Und was für ein Kfz-Mechatroniker! Beim kürzlich stattgefundenen Leistungswettbewerb der Handwerkskammer Cottbus (HWK) ging Max Schmidt als Jahrgangsbester hervor. „Die HWK nimmt den praktischen Teil ab, bei dem es am Prüfungstag darum ging, an Lehrmotoren Fehler zu finden. Fehler haben die bewusst eingearbeitet, wie etwa versteckte Leitungsunterbrechungen“, blickt der 23-Jährige auf den Prüfungstag in Gallinchen zurück. Eine weitere Aufgabe war das Demonstrieren einer Achsvermessung. Für den Neupetershainer keine wirkliche Herausforderung, ist er doch tief mit der technischen Fahrzeug-Materie vertraut. Momentan „schraubt“ er privat an einem legendären Golf I, dem er ein neues, spritzigeres Leben einhaucht.
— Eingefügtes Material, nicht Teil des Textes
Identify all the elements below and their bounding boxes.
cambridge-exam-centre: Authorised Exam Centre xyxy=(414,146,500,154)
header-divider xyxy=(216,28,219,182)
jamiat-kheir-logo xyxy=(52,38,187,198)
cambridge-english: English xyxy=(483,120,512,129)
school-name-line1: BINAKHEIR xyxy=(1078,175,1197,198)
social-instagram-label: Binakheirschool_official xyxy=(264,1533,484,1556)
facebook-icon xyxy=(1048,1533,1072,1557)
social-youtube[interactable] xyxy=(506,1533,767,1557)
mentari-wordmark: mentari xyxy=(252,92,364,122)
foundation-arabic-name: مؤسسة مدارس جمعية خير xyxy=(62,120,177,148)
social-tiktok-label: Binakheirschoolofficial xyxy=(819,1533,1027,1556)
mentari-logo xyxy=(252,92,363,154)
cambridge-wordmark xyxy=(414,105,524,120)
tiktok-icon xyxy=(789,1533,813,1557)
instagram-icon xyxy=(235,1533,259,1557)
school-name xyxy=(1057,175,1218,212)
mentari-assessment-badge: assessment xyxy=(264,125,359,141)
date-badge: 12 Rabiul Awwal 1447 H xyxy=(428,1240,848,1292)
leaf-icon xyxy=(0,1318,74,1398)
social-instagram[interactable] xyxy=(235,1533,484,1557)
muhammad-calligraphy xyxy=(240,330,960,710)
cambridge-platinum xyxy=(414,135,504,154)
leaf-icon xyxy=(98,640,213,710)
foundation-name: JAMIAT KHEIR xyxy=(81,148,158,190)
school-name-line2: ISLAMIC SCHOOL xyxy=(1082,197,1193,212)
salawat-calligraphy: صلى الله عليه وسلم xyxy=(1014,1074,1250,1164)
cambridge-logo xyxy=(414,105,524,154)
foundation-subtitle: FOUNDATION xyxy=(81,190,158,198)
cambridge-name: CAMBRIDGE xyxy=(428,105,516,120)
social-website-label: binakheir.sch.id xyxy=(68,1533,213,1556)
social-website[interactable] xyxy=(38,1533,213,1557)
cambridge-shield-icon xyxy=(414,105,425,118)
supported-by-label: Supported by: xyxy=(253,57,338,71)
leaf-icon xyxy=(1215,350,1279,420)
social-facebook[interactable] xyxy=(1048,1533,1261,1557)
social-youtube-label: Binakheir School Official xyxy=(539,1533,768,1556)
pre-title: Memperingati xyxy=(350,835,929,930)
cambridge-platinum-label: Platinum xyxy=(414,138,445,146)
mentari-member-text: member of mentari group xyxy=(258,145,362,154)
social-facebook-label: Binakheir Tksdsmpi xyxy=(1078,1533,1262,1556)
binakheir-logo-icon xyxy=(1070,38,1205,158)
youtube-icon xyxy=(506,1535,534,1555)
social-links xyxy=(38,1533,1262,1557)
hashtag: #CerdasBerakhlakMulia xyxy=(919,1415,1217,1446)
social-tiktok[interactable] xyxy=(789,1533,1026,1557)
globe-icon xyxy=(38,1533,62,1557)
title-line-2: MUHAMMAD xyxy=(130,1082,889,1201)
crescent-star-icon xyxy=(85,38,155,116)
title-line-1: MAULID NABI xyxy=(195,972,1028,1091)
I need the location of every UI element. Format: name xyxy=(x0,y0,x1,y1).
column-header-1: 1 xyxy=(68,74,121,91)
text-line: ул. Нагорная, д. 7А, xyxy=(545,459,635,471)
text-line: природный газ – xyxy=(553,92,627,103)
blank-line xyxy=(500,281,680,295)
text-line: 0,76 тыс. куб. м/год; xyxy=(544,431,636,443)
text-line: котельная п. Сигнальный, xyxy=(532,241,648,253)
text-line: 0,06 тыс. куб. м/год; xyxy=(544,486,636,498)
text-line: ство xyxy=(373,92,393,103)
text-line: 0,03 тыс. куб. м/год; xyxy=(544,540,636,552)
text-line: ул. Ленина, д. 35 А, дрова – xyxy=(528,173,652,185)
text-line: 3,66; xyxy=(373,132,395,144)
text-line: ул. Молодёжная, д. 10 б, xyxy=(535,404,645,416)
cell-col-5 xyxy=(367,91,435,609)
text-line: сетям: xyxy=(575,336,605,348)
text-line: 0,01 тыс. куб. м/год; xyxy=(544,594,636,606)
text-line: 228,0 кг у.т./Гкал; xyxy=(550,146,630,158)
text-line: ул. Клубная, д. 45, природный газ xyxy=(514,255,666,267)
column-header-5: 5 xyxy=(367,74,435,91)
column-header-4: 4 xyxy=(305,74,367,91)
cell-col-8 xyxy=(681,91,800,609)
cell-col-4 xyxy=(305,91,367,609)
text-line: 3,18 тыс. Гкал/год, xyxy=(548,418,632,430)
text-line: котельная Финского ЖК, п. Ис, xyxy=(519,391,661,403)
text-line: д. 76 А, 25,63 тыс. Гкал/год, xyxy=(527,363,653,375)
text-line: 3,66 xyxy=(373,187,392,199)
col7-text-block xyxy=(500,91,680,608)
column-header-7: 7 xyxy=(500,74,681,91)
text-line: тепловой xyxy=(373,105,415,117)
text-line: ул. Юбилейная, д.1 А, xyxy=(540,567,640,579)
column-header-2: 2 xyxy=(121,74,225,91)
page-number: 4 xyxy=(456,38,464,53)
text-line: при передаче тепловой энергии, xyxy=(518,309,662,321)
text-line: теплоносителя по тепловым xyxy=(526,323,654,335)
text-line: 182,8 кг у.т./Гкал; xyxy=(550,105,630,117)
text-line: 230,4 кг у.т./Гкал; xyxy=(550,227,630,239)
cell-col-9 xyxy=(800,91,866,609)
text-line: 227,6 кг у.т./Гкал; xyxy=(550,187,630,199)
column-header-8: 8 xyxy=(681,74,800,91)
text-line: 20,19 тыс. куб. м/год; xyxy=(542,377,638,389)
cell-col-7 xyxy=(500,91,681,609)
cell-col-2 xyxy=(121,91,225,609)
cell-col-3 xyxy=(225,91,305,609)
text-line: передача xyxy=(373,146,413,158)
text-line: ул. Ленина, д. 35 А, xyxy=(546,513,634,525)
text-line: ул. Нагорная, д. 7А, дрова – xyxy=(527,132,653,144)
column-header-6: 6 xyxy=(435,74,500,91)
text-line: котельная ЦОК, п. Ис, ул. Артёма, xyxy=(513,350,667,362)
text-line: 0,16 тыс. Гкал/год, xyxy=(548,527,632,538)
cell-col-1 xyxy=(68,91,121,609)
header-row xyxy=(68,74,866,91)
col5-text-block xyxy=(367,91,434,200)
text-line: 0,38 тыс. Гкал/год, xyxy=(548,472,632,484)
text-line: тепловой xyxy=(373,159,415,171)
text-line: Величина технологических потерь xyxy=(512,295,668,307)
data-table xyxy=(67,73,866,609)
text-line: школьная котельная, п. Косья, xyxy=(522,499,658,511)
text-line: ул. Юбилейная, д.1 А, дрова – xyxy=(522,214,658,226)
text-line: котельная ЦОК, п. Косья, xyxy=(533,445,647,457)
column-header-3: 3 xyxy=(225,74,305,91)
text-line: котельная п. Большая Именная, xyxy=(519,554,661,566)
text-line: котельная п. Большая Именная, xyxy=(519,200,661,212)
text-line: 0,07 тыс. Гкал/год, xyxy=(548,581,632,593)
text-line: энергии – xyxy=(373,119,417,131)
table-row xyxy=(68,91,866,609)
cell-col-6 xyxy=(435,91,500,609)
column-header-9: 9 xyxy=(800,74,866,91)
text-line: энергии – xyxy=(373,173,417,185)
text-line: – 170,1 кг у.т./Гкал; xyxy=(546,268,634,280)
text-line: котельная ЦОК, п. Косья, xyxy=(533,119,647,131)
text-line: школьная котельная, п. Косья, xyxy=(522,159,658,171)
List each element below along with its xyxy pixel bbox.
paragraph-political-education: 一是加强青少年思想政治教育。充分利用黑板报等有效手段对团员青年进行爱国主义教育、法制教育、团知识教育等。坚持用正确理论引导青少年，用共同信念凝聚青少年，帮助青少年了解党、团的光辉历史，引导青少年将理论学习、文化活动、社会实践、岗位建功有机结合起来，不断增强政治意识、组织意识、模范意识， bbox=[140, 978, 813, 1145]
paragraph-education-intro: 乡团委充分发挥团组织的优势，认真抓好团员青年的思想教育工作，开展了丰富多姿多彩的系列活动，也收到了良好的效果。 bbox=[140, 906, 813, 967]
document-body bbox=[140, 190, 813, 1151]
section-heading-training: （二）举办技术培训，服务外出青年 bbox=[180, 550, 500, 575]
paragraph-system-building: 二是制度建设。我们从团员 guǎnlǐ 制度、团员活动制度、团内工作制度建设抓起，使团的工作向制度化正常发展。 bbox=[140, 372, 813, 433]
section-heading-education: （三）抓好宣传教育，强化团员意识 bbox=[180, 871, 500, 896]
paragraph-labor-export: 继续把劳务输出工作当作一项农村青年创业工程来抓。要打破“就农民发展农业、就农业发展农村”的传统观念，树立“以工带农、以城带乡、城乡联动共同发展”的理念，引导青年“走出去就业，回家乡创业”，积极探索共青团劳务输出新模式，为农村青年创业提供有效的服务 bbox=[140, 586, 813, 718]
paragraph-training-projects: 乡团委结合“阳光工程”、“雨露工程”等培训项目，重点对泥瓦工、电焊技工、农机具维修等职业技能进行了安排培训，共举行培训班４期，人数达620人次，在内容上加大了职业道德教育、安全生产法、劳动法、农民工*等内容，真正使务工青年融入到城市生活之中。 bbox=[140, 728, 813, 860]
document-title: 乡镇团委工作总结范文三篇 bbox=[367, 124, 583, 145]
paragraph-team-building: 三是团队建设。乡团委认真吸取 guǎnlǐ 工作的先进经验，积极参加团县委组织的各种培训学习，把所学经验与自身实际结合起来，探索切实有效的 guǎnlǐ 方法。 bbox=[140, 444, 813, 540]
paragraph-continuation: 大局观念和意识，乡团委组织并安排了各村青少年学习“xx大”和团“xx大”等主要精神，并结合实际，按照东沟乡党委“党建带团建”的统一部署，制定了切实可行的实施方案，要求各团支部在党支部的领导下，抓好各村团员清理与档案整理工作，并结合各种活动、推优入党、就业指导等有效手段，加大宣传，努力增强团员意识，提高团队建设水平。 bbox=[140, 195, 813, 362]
„In den Golf der ersten Generation wird ein GTI-Motor (Diesel) aus der Vierer-Serie eingebaut“, erzählt er. Und der passt dort auch rein? „Es wird eng, aber es funktioniert“, so der Tüftler, der die Basis-Karosse seinerzeit von zwei Kumpels zum Geburtstag geschenkt bekommen hatte. Zuvor stand der Golf I, Baujahr 1983, satte 15 Jahre ungenutzt in einem Spremberger Garten. Vor fünf Jahren mit der Wiedergeburt des VW-Klassikers begonnen, ist der Oldtimer seit November abgemeldet, um ihm das neue Herz einzupflanzen. Ein nachvollziehbarer Schritt, wollen Max Schmidt und seine Clique doch weiterhin zu VW-Treffen aufbrechen, die sie schon bis nach Österreich führten.